Zusammenfassend kann folgendes gesagt werden:
1. Alle beteiligten sind sich einige, dass, egal was auch immer eine Methode macht. Es muss irgendwo stehen und dokumentiert sein.
2. Eine Methode sollte im Namen schon soo viel wie möglich darüber aussagen, was sie auch tut. Als Beispiel hierfür gibt es die ganzen coolen ExtensionMethods, die da z.B. heissen First<>() oder FirstOrDefault<>(), wobei First eine Exception werfen kann (restriktiv) und FirstOrDefault einfach den Defaultwert zu dem Datentyp zurückgibt (robust). Namen wie "LoadCustomerByNumderOrDefaultAndTrimAndCaseSensitiveAndOtherSignsAreHandledToo" (ich übertreibe leicht), sind natürlich ungünstig.
3. Ein grober Nachteil meines Favoriten, nämlich der robusten Entwicklungsmethodik, ist der Fakt, dass unter Umständen Fehler "verloren" gehen könnten.
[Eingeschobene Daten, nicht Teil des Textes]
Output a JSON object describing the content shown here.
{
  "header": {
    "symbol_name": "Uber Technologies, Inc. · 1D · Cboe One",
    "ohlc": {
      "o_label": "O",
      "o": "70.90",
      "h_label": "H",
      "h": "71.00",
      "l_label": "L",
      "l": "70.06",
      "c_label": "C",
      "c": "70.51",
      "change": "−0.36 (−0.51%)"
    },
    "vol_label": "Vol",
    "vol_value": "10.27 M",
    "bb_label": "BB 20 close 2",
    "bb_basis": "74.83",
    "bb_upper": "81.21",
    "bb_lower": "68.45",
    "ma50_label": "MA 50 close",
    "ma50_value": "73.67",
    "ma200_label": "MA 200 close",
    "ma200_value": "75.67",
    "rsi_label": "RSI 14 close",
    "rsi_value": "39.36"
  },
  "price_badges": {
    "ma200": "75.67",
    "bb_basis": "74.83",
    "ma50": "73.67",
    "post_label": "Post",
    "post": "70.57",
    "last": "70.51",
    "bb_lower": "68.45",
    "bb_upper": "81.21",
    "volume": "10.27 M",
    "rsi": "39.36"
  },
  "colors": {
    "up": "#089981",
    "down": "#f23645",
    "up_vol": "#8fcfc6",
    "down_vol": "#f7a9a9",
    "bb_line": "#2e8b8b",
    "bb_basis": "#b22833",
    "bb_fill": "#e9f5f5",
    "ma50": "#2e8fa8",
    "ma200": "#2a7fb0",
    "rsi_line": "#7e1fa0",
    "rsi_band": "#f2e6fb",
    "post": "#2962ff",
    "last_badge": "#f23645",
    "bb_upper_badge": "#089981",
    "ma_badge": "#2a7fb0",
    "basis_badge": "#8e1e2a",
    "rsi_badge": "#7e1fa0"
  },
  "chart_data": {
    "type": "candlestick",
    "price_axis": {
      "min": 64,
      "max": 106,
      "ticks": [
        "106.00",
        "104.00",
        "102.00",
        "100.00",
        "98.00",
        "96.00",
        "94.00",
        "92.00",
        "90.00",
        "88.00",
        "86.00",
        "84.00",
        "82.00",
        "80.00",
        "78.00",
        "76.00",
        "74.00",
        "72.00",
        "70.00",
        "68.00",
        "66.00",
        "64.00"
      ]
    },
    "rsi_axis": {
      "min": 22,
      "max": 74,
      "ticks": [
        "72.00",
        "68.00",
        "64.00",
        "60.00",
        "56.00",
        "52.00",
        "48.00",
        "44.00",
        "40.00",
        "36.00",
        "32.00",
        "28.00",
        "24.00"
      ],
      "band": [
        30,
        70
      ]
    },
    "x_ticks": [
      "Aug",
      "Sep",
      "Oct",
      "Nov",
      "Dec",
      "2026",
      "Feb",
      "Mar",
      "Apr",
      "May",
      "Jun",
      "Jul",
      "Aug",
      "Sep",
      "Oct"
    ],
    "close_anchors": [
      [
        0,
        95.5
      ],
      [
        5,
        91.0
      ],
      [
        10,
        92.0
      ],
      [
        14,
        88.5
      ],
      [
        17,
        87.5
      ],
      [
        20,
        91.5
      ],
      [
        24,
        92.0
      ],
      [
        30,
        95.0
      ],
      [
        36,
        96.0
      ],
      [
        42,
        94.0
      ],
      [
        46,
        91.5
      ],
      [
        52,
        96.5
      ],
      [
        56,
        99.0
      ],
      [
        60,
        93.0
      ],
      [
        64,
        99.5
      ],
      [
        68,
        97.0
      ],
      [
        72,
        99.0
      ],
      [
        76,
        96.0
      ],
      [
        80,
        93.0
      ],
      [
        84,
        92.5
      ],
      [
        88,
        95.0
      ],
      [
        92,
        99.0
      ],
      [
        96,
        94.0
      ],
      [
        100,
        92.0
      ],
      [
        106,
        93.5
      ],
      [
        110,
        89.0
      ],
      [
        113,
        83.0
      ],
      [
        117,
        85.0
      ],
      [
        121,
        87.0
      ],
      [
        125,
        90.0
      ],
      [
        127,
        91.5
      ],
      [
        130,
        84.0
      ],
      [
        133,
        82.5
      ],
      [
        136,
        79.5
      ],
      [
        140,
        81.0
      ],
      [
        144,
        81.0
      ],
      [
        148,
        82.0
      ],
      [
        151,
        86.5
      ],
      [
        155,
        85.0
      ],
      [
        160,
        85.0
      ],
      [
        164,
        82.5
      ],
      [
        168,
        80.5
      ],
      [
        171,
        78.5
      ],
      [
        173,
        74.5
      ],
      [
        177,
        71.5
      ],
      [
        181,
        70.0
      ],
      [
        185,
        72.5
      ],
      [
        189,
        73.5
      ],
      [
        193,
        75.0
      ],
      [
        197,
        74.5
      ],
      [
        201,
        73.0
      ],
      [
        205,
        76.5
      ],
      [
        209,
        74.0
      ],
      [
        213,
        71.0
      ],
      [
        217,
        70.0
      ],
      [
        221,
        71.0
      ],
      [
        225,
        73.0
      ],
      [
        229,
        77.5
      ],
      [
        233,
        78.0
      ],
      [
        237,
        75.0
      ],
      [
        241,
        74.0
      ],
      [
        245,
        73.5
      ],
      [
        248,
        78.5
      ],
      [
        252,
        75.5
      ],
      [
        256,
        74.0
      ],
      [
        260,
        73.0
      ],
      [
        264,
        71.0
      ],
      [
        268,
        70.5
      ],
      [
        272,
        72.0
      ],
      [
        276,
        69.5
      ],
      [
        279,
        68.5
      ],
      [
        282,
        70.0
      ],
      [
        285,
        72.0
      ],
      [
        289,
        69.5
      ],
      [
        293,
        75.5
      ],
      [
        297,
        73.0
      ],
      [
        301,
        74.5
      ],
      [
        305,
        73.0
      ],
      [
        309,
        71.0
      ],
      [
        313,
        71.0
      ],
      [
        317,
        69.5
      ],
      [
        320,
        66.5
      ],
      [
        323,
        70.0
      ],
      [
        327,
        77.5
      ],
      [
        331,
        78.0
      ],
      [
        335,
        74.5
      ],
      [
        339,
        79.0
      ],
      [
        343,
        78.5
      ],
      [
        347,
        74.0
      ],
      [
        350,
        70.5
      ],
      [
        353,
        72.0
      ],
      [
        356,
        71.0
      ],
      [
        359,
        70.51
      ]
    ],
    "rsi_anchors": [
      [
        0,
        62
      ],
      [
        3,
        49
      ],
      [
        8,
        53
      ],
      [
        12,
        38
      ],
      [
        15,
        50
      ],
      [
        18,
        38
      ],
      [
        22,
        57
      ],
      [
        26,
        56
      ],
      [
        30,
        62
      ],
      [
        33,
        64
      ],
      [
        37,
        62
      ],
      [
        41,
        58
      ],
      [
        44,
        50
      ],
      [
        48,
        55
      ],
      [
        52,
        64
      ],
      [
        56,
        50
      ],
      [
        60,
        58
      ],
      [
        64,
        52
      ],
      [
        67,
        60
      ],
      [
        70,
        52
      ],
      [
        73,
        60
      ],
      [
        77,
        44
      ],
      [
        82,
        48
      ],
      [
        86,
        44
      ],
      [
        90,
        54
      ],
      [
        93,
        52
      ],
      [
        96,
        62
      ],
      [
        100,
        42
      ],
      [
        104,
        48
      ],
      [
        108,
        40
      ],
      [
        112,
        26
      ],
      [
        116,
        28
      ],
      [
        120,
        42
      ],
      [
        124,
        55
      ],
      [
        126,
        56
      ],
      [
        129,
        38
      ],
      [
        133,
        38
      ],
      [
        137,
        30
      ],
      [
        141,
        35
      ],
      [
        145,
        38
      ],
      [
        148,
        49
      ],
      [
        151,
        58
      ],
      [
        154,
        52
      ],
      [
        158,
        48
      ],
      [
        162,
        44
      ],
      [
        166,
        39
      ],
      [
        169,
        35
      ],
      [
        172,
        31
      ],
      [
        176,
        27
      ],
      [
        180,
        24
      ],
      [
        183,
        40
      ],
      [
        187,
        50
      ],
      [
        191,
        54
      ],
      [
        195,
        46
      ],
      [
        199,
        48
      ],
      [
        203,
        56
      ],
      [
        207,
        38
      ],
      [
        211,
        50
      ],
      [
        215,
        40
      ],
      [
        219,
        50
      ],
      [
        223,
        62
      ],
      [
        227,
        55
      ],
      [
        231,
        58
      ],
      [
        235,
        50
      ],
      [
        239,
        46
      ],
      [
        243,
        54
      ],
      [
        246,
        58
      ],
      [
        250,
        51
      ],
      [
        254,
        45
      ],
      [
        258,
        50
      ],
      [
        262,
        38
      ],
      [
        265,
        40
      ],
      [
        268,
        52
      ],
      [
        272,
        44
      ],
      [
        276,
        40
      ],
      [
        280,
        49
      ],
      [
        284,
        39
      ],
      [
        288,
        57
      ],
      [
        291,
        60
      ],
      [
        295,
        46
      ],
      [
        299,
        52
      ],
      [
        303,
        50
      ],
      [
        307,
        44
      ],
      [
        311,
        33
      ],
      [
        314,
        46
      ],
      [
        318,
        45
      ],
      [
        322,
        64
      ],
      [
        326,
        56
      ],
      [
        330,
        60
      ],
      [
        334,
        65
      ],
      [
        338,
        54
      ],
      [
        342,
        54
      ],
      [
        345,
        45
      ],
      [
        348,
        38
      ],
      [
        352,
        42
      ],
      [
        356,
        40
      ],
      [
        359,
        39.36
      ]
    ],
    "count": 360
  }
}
Dabei sind sich auch alle einig, dass dies niemals der Fall sein sollte. Leere catch-Blöcke sind nur in Ausnahmesituationen ok und ansonsten sollte eine Exception, wenn sie schon nicht nach aussen weitergereicht wird, zumindest irgendwie irgendwo protokolliert werden. Andere Entwickler erkennen Fehler schneller und besser, wenn eine Exception geworfen und nach aussen gereicht wird.
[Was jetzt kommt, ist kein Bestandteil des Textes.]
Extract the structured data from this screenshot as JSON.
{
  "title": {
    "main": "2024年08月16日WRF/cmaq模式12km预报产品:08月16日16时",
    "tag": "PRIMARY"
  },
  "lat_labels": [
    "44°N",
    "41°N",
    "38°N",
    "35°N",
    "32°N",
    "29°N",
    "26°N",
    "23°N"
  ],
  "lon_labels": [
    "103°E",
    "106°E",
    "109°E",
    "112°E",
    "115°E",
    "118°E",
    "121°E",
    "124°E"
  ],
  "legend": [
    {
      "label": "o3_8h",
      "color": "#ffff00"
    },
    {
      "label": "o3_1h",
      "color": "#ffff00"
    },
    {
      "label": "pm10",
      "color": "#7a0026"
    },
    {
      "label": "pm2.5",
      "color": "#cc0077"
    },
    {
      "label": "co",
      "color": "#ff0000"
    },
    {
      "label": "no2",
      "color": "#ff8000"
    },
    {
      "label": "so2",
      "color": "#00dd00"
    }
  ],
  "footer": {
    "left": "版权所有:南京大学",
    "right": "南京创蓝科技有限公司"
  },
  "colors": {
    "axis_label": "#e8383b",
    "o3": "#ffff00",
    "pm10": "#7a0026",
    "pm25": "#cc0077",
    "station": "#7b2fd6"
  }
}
4. Oft ist es eine Frage der Umgebung und der Anforderung, wie und wo eine API eingesetzt wird und ob sie sich an dieser Stelle restriktiv und robust verhalten soll. In Sachen Sicherheit sollte eine API immer restriktiv sein. Also hier kann nicht mal eben versucht werden, dem Benutzer unter die Arme zu greifen und seine Eingabe doch noch richtig zu interpretieren. Wenn ein Kennwort nicht exakt stimmt, dann ist es falsch. Das ist klar.
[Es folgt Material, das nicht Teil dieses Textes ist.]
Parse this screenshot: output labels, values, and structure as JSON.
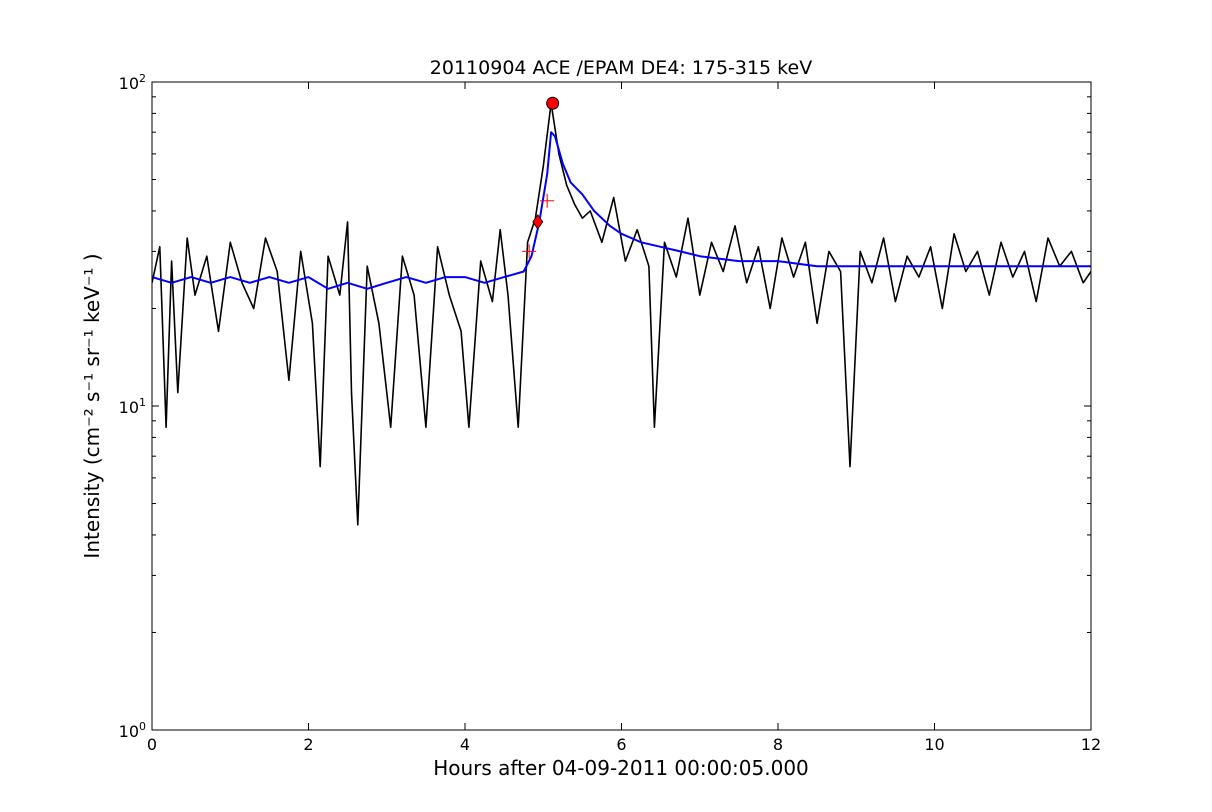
{
  "chart_data": {
    "type": "line",
    "title": "20110904 ACE /EPAM DE4: 175-315 keV",
    "xlabel": "Hours after 04-09-2011 00:00:05.000",
    "ylabel": "Intensity (cm⁻² s⁻¹ sr⁻¹ keV⁻¹ )",
    "xlim": [
      0,
      12
    ],
    "ylim": [
      1,
      100
    ],
    "yscale": "log",
    "grid": false,
    "x_ticks": [
      "0",
      "2",
      "4",
      "6",
      "8",
      "10",
      "12"
    ],
    "y_ticks": [
      {
        "base": "10",
        "exp": "0"
      },
      {
        "base": "10",
        "exp": "1"
      },
      {
        "base": "10",
        "exp": "2"
      }
    ],
    "series": [
      {
        "color": "#000000",
        "style": "raw",
        "points": [
          [
            0.0,
            24
          ],
          [
            0.1,
            31
          ],
          [
            0.18,
            8.6
          ],
          [
            0.25,
            28
          ],
          [
            0.33,
            11
          ],
          [
            0.45,
            33
          ],
          [
            0.55,
            22
          ],
          [
            0.7,
            29
          ],
          [
            0.85,
            17
          ],
          [
            1.0,
            32
          ],
          [
            1.15,
            24
          ],
          [
            1.3,
            20
          ],
          [
            1.45,
            33
          ],
          [
            1.6,
            26
          ],
          [
            1.75,
            12
          ],
          [
            1.9,
            30
          ],
          [
            2.05,
            18
          ],
          [
            2.15,
            6.5
          ],
          [
            2.25,
            29
          ],
          [
            2.4,
            22
          ],
          [
            2.5,
            37
          ],
          [
            2.55,
            11
          ],
          [
            2.63,
            4.3
          ],
          [
            2.75,
            27
          ],
          [
            2.9,
            18
          ],
          [
            3.05,
            8.6
          ],
          [
            3.2,
            29
          ],
          [
            3.35,
            22
          ],
          [
            3.5,
            8.6
          ],
          [
            3.65,
            31
          ],
          [
            3.8,
            22
          ],
          [
            3.95,
            17
          ],
          [
            4.05,
            8.6
          ],
          [
            4.2,
            28
          ],
          [
            4.35,
            21
          ],
          [
            4.45,
            35
          ],
          [
            4.55,
            22
          ],
          [
            4.68,
            8.6
          ],
          [
            4.8,
            32
          ],
          [
            4.9,
            38
          ],
          [
            5.0,
            55
          ],
          [
            5.1,
            86
          ],
          [
            5.2,
            60
          ],
          [
            5.3,
            48
          ],
          [
            5.4,
            42
          ],
          [
            5.5,
            38
          ],
          [
            5.6,
            40
          ],
          [
            5.75,
            32
          ],
          [
            5.9,
            44
          ],
          [
            6.05,
            28
          ],
          [
            6.2,
            35
          ],
          [
            6.35,
            27
          ],
          [
            6.42,
            8.6
          ],
          [
            6.55,
            32
          ],
          [
            6.7,
            25
          ],
          [
            6.85,
            38
          ],
          [
            7.0,
            22
          ],
          [
            7.15,
            32
          ],
          [
            7.3,
            26
          ],
          [
            7.45,
            36
          ],
          [
            7.6,
            24
          ],
          [
            7.75,
            31
          ],
          [
            7.9,
            20
          ],
          [
            8.05,
            33
          ],
          [
            8.2,
            25
          ],
          [
            8.35,
            32
          ],
          [
            8.5,
            18
          ],
          [
            8.65,
            30
          ],
          [
            8.8,
            26
          ],
          [
            8.92,
            6.5
          ],
          [
            9.05,
            30
          ],
          [
            9.2,
            24
          ],
          [
            9.35,
            33
          ],
          [
            9.5,
            21
          ],
          [
            9.65,
            29
          ],
          [
            9.8,
            25
          ],
          [
            9.95,
            31
          ],
          [
            10.1,
            20
          ],
          [
            10.25,
            34
          ],
          [
            10.4,
            26
          ],
          [
            10.55,
            30
          ],
          [
            10.7,
            22
          ],
          [
            10.85,
            32
          ],
          [
            11.0,
            25
          ],
          [
            11.15,
            30
          ],
          [
            11.3,
            21
          ],
          [
            11.45,
            33
          ],
          [
            11.6,
            27
          ],
          [
            11.75,
            30
          ],
          [
            11.9,
            24
          ],
          [
            12.0,
            26
          ]
        ]
      },
      {
        "color": "#0000ff",
        "style": "smoothed",
        "points": [
          [
            0.0,
            25
          ],
          [
            0.25,
            24
          ],
          [
            0.5,
            25
          ],
          [
            0.75,
            24
          ],
          [
            1.0,
            25
          ],
          [
            1.25,
            24
          ],
          [
            1.5,
            25
          ],
          [
            1.75,
            24
          ],
          [
            2.0,
            25
          ],
          [
            2.25,
            23
          ],
          [
            2.5,
            24
          ],
          [
            2.75,
            23
          ],
          [
            3.0,
            24
          ],
          [
            3.25,
            25
          ],
          [
            3.5,
            24
          ],
          [
            3.75,
            25
          ],
          [
            4.0,
            25
          ],
          [
            4.25,
            24
          ],
          [
            4.5,
            25
          ],
          [
            4.75,
            26
          ],
          [
            4.85,
            29
          ],
          [
            4.95,
            37
          ],
          [
            5.05,
            52
          ],
          [
            5.1,
            70
          ],
          [
            5.15,
            68
          ],
          [
            5.25,
            56
          ],
          [
            5.35,
            49
          ],
          [
            5.5,
            45
          ],
          [
            5.65,
            40
          ],
          [
            5.85,
            36
          ],
          [
            6.0,
            34
          ],
          [
            6.25,
            32
          ],
          [
            6.5,
            31
          ],
          [
            6.75,
            30
          ],
          [
            7.0,
            29
          ],
          [
            7.5,
            28
          ],
          [
            8.0,
            28
          ],
          [
            8.5,
            27
          ],
          [
            9.0,
            27
          ],
          [
            9.5,
            27
          ],
          [
            10.0,
            27
          ],
          [
            10.5,
            27
          ],
          [
            11.0,
            27
          ],
          [
            11.5,
            27
          ],
          [
            12.0,
            27
          ]
        ]
      }
    ],
    "markers": [
      {
        "shape": "circle",
        "x": 5.12,
        "y": 86,
        "color": "#ff0000"
      },
      {
        "shape": "diamond",
        "x": 4.93,
        "y": 37,
        "color": "#ff0000"
      },
      {
        "shape": "plus",
        "x": 5.05,
        "y": 43,
        "color": "#ff0000"
      },
      {
        "shape": "plus",
        "x": 4.82,
        "y": 30,
        "color": "#ff0000"
      }
    ]
  }
}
5. Es wurden einige Vorgehensweisen und Situationen genannt, die, wenn sie richtig durchgeführt und eingehalten werden, viele Fragen von vorn herein beantworten, damit nachher niemand da steht und nicht weiss, was er genau machen soll (und so vllt. eine Exception wirft oder auch nicht...). Ein Ansatz war immer vorher gut durchdachte Kontrakte zu erstellen, und wenn diese klipp und klar sind, dann stellen sich auch später keine Fragen wie :"Ja soll ich dem Benutzer nun unter die Arme greifen und Leerzeichen wegmachen bei der Eingabe einer Kundennummer???". Weiterhin wurde gesagt, dass, wenn alle Teammitglieder gut, oft, offen und ordentlich mit einander kommunizieren, es dann auch einfacher ist, Methoden die man geschrieben hat, für andere Entwickler bereitzustellen. Leider ist dieser Perfektionissmuss, der notwendig ist, damit wirklich immer alles glatt läuft, so wie es im Buche steht, oft nur Theorie. Die echte Praxis unterscheided sich aus vielerlei Gründen oft, was wohl jeder bestätigen kann, der schon in unterschiedlichen Projekten mit unterschiedlichen Kunden und unterschiedlichen Anforderungen gearbeitet hat...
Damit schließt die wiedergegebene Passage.